Norton’s answer came to a question about what values are important to the council if talks continue.

Councilman Rob Toyer had said, “financial stability, better than it is now.”

Councilman Jeff Seibert mentioned three things: “better service, cost savings, sustainability,” without a levy every few years.

The first question Reed wanted answered was should talks continue?

Councilman Jeff Vaughan noted that both District 12 and Arlington have voted to continue discussions. “There is still opportunity there,” he said.

Councilman Stephen Muller added, “It’s good to hear that.” He said he wants to go forward as long as talks are constructive. “Maybe they could move a little faster.”

The other question they talked about was if the discussion process should change at all. Councilman Michael Stevens suggested having more than one meeting a month, but Seibert said he could not do that. Councilwoman Donna Wright said she would like all involved to hear from other cities that have adopted RFAs, along with those that decided against them.

In other business Monday night:

•The council approved a project on First Street between State and the railroad tracks. Parking will be taken away at the mall, and rain gardens will be put in by the same company that did that work on Third Street.

•Council OK’d putting in a larger water main at Soper Hill and Sunnyside Boulevard to improve water flow.

•The board OK’d closing some downtown streets Aug. 11-13 for the Homegrown Street Fair.

•Council approved the building of more homes in the Rock Creek North area.

•It also OK’d work to improve 10 intersections in town.

In closing comments in the final meeting before the monthlong break in August:

•Mayor Jon Nehring said the state legislature did not pass a capital budget yet, but he is glad in the transportation budget there was money for the Bayview to Centennial Trail project.

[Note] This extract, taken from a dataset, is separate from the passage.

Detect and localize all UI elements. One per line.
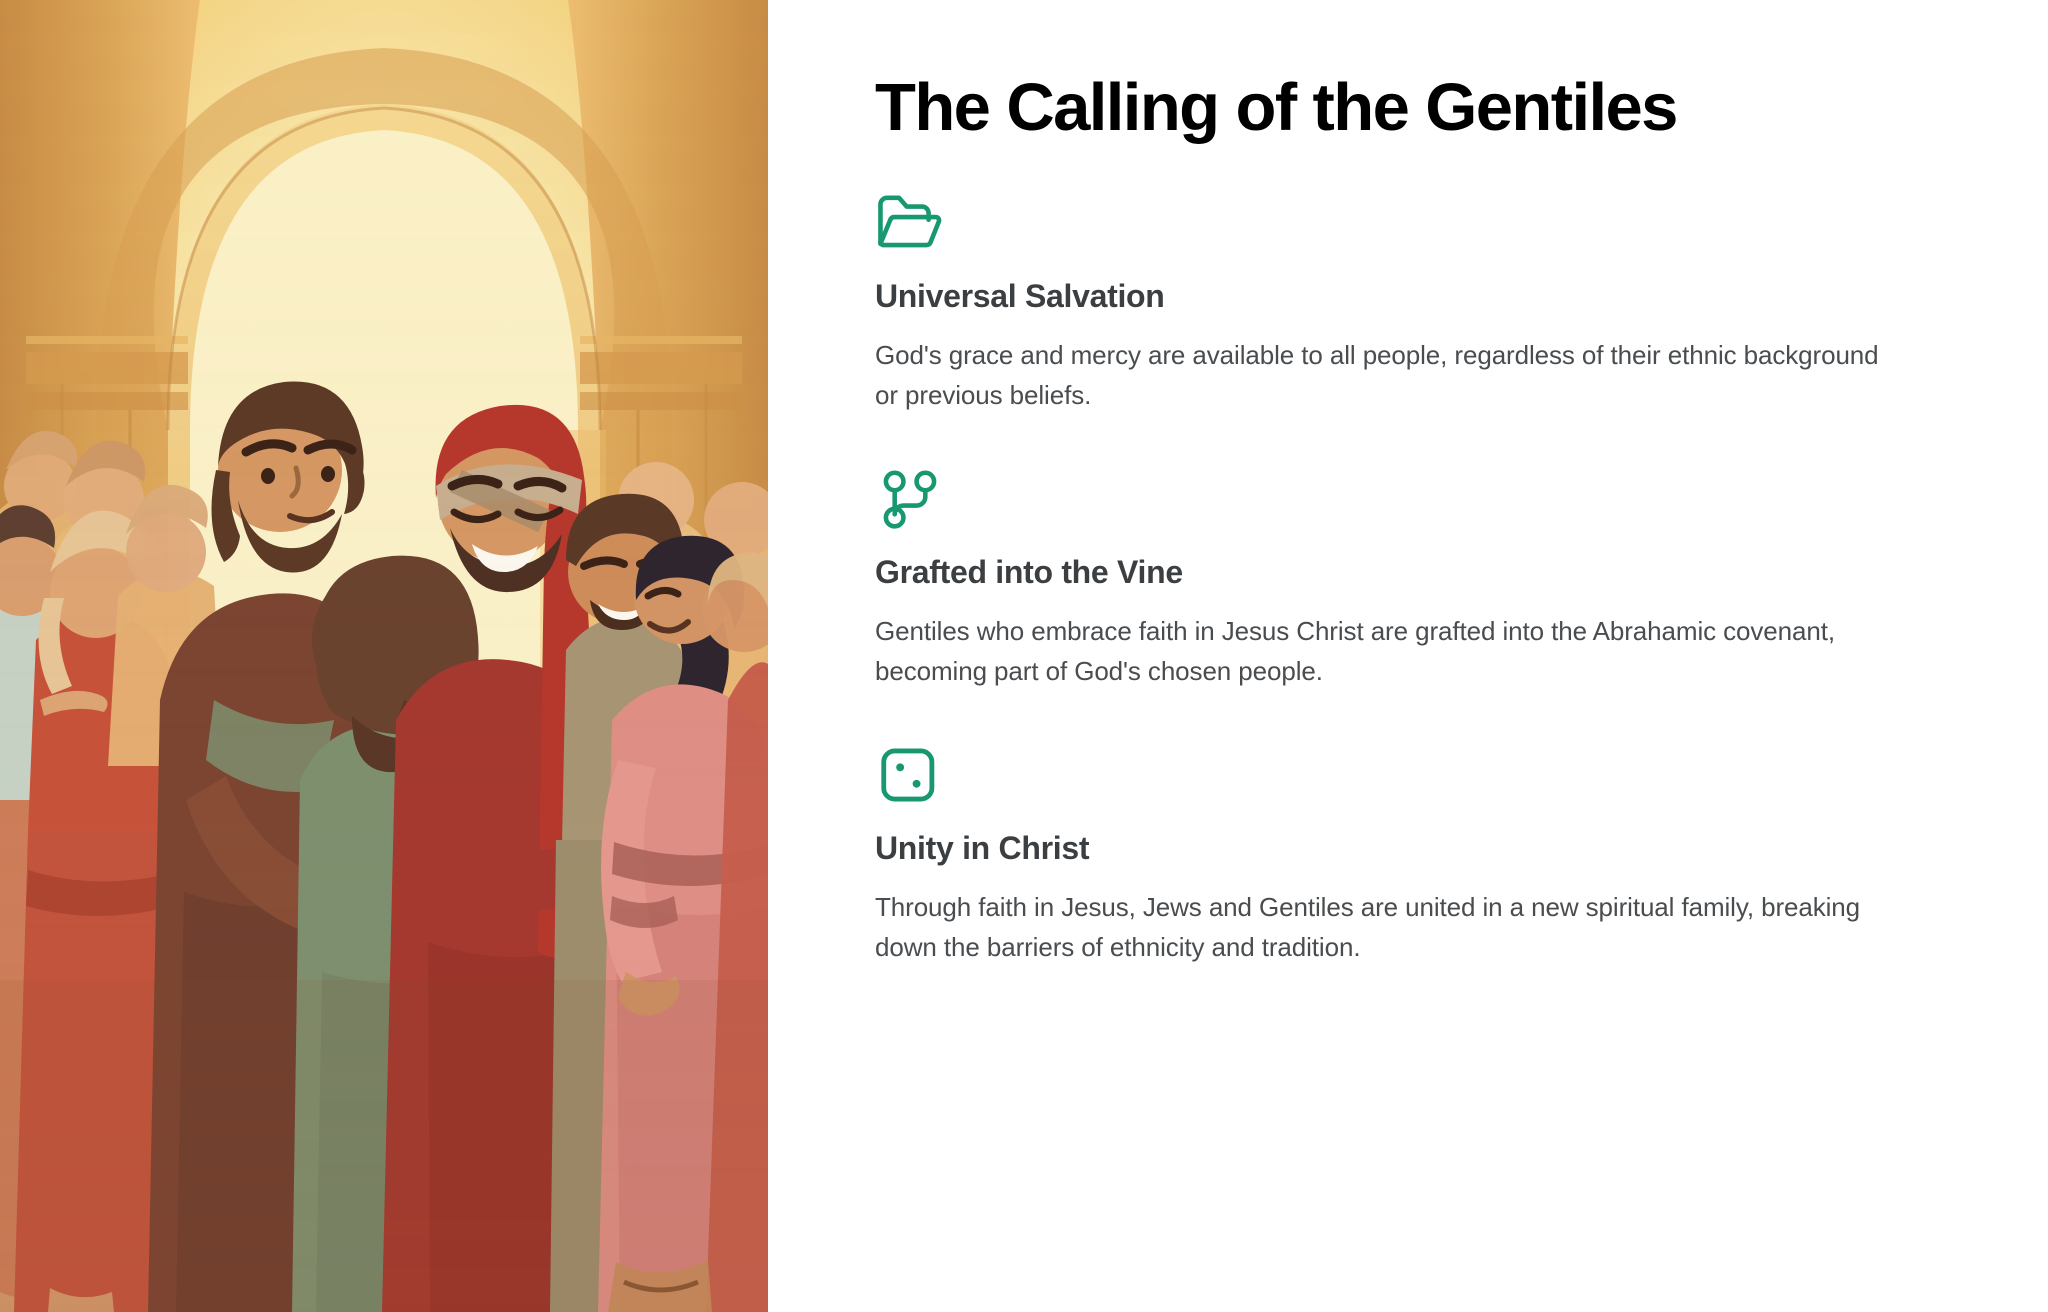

•Police Chief Rick Smith said seven neighborhoods will take part in the National Night Out Against Crime Tuesday, but the biggest one will be at Jennings Park.

•Parks director Jim Ballew said local parks have fell victim to crimes such as theft and vandalism. However, numbers are up at concerts and movies put on by the city. And summer camps put on by the city are full. He also encouraged the powers that be to keep in touch with their legislators because his department is waiting on about $2.3 million in state funds for various projects.